Il est possible pour les personnages de spéculer sur la nature du temps en prenant un café le matin, par exemple, mais il est difficile de transformer le temps lui-même en sujet du drame. Les flashbacks, les flash forward et autres techniques de ce type peuvent donner l’impression de jouer avec le temps, mais au final, le spectateur peut trier la ligne de temps de l’histoire, toujours située dans un temps chronologique normal.

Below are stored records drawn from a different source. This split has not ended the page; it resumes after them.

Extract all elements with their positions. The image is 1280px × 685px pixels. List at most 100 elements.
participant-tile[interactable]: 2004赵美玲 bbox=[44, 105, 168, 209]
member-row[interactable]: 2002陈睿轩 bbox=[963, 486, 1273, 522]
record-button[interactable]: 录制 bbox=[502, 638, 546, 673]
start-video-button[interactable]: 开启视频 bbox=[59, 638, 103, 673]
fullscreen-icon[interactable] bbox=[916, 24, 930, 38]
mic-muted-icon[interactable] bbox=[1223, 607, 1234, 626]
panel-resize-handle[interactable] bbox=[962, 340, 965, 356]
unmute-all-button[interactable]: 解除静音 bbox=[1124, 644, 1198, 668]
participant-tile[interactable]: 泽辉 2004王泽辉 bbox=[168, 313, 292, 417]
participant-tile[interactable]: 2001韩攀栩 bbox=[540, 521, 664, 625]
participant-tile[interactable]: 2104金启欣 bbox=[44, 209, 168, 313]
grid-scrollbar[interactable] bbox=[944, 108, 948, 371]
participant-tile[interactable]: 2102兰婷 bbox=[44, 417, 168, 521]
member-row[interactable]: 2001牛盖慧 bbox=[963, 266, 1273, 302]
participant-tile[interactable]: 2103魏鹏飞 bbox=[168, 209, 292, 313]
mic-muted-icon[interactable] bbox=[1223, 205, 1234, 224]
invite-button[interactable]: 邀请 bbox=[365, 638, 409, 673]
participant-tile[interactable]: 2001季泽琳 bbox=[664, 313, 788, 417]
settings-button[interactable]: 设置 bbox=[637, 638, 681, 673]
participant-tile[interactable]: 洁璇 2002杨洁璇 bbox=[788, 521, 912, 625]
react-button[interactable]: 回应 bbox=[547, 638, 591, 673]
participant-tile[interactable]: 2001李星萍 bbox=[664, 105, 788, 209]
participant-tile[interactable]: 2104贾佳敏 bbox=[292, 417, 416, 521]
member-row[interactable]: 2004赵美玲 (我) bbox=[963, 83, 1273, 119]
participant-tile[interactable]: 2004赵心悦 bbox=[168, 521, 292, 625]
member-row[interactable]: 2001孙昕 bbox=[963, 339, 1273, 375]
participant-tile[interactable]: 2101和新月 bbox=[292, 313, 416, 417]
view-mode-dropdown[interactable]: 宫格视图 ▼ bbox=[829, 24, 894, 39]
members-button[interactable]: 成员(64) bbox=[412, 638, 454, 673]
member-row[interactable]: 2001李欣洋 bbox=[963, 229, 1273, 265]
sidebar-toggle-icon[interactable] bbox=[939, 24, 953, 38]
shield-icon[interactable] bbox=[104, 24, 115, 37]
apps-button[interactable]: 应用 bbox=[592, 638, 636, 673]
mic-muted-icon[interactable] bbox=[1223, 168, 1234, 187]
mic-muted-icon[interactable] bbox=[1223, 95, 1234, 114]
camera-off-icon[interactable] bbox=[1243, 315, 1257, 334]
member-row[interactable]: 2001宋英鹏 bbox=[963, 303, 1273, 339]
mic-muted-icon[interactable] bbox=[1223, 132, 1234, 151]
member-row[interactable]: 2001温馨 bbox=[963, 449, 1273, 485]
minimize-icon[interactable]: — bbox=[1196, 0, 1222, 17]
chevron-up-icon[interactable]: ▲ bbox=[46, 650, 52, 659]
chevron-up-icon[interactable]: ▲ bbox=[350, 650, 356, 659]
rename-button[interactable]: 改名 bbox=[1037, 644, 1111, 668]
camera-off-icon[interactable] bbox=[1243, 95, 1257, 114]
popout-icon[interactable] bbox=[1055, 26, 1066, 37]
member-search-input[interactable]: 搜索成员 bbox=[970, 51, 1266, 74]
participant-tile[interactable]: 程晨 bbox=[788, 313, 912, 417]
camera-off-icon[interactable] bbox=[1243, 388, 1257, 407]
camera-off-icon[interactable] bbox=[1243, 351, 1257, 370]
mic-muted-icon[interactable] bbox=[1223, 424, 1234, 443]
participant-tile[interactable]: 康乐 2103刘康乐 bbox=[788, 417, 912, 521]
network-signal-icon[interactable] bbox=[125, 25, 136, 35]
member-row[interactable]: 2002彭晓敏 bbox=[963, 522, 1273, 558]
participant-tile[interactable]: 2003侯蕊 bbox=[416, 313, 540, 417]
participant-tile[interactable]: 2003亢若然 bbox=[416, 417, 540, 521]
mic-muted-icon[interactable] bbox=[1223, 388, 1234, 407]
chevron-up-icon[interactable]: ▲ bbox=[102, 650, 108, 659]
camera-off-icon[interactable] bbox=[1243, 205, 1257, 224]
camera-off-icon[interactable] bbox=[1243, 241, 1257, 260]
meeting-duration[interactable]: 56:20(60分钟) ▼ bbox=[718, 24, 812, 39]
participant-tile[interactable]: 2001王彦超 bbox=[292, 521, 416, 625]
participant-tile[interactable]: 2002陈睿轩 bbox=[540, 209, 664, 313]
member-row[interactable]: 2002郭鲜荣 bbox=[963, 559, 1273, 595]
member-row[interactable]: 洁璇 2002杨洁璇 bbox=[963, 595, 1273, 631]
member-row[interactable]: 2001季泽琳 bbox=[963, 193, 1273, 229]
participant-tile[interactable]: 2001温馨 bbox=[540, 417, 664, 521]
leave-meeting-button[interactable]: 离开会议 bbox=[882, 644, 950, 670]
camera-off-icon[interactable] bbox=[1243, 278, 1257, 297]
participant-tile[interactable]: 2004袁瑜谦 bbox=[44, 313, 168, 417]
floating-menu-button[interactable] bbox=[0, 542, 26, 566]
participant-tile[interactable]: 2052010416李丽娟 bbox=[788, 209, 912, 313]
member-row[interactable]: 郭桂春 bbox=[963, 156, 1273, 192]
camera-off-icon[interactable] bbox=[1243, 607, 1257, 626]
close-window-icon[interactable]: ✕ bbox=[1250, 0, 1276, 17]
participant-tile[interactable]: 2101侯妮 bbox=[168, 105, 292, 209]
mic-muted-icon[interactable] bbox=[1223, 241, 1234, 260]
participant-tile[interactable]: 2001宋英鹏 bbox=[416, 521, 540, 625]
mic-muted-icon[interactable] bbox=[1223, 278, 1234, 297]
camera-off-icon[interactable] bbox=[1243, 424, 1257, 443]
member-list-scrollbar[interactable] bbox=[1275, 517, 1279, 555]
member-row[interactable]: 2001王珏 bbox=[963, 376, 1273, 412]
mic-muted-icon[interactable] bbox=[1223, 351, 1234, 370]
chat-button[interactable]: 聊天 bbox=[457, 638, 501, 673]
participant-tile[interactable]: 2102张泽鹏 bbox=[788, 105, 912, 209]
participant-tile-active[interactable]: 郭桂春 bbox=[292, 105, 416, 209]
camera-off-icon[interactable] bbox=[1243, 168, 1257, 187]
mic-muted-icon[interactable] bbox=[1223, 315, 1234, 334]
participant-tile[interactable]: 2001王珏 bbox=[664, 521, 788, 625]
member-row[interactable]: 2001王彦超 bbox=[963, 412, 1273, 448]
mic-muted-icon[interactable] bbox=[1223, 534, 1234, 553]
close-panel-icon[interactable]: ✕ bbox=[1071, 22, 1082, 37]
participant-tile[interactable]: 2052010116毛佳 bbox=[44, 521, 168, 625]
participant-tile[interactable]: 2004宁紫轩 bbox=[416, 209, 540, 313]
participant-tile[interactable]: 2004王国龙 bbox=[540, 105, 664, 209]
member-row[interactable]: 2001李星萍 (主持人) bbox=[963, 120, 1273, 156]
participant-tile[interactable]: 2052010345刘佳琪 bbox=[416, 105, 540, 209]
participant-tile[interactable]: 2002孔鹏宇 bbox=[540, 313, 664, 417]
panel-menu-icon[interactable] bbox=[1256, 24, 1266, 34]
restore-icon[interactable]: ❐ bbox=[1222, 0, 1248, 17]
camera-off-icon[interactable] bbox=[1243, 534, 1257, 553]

Edge of Tomorrow, qui met en vedette Tom Cruise, joue en fait avec la nature même du temps. La Terre est envahie par un extraterrestre qui apprend constamment, en redémarrant un jour particulier pour tirer parti de ce qu’il y a appris. Il ne peut jamais être vaincu, car il peut toujours remporter chaque bataille avec les connaissances nécessaires pour être victorieux. Mais l’inattendu se produit alors : un soldat humain ordinaire se glisse par inadvertance dans la boucle temporelle de l’extraterrestre. Il peut lui aussi apprendre de sa défaite, puis « redémarrer » le même jour, en fonction de ce qu’il a apprit. Si vous pensez que ce film est un croisement entre l’apocalypse et Un jour sans fin (1993), vous n’auriez pas tout à fait tort.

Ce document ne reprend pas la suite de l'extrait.